Indiana Gov. Eric Holcomb delivers his State of the State address virtually Tuesday, Jan. 19, 2021, in Indianapolis.

(The Center Square) –Indiana Gov. Eric Holcomb said there won’t be a COVID-19 vaccine mandate for children ages 5-11 for schools when the vaccine becomes available for youngsters.

He said the state would encourage children receive the vaccine as part of mitigation efforts.

“We think the information is compelling,” he told reporters at a press conference. “Mitigation efforts work. And there’s no better mitigation than being vaccinated.”

The press conference took place in the governor’s office in the Indiana Statehouse, where Holcomb, seated at his desk, rolled up his sleeve and got the flu vaccine in front of cameras, administered by Indiana State Health Commissioner Dr. Kristina Box.

Box said in the discussion of the COVID-19 vaccine for ages 5-11 the state wants to “get everyone vaccinated right now” to prevent a rise in hospitalizations, saying just over 3% of people hospitalized in the state for COVID-19 have been fully vaccinated while the rest have been unvaccinated.

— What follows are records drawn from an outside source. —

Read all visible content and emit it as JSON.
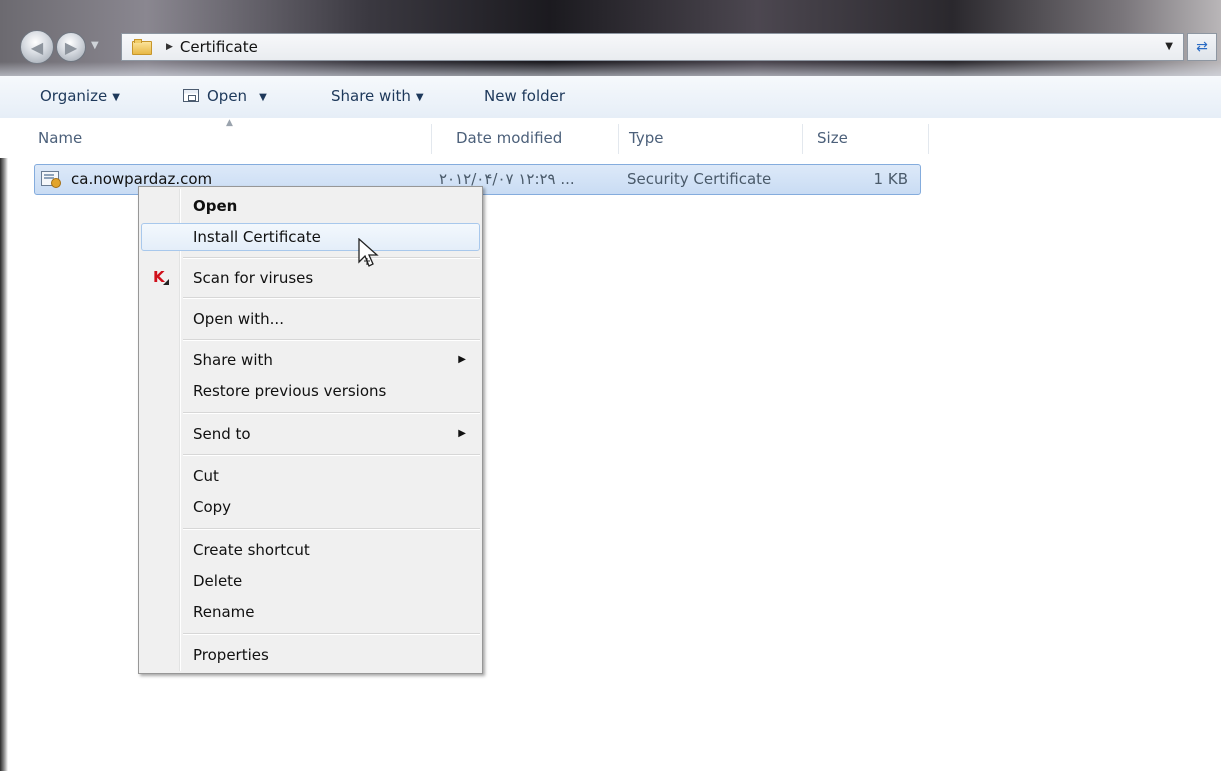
{
  "window": {
    "breadcrumb": [
      "Certificate"
    ]
  },
  "toolbar": {
    "organize": "Organize",
    "open": "Open",
    "share_with": "Share with",
    "new_folder": "New folder"
  },
  "columns": [
    "Name",
    "Date modified",
    "Type",
    "Size"
  ],
  "files": [
    {
      "name": "ca.nowpardaz.com",
      "date_modified": "۲۰۱۲/۰۴/۰۷ ۱۲:۲۹ ...",
      "type": "Security Certificate",
      "size": "1 KB",
      "icon": "certificate-icon"
    }
  ],
  "context_menu": {
    "items": [
      {
        "label": "Open",
        "bold": true
      },
      {
        "label": "Install Certificate",
        "highlighted": true
      },
      {
        "label": "Scan for viruses",
        "icon": "kaspersky-icon"
      },
      {
        "label": "Open with..."
      },
      {
        "label": "Share with",
        "submenu": true
      },
      {
        "label": "Restore previous versions"
      },
      {
        "label": "Send to",
        "submenu": true
      },
      {
        "label": "Cut"
      },
      {
        "label": "Copy"
      },
      {
        "label": "Create shortcut"
      },
      {
        "label": "Delete"
      },
      {
        "label": "Rename"
      },
      {
        "label": "Properties"
      }
    ]
  },
  "colors": {
    "toolbar_text": "#1e395b",
    "selection_bg": "#c9dcf4",
    "selection_border": "#84acdd",
    "menu_bg": "#f0f0f0"
  }
}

“It is really critically important that people do get vaccinated, not only to protect ourselves, but to protect those little ones, the under 5-year-olds…” she said.

The Vaccine Adverse Event Reporting system shows 53 people ages 12-17 are reported to have been hospitalized in Indiana after receiving the vaccine.

The state is waiting for 200,000 doses of the COVID-19 vaccine for kids age 5-11, following the FDA’s approval on Friday of the emergency-use authorization for the Pfizer vaccine to be administered to this age group. The vaccine will be administered as a two-dose series, three weeks apart. But it is a lower dose -- 10 micrograms -- than the dose given to people 12 and up, which is 30 micrograms.

Box said she is expecting that there will be a rush of people wanting to vaccinate their children in these first few weeks, with the demand tapering off after this.

“Personally, I believe this first round will be definitely enough for everyone who is, like, waiting and excited to go get vaccinated,” she said.

She added that the state does not anticipate having any problems getting additional doses of the vaccine to meet demand, beyond the 200,000.

Indiana has approximately 600,000 kids between the ages of 5 and 11.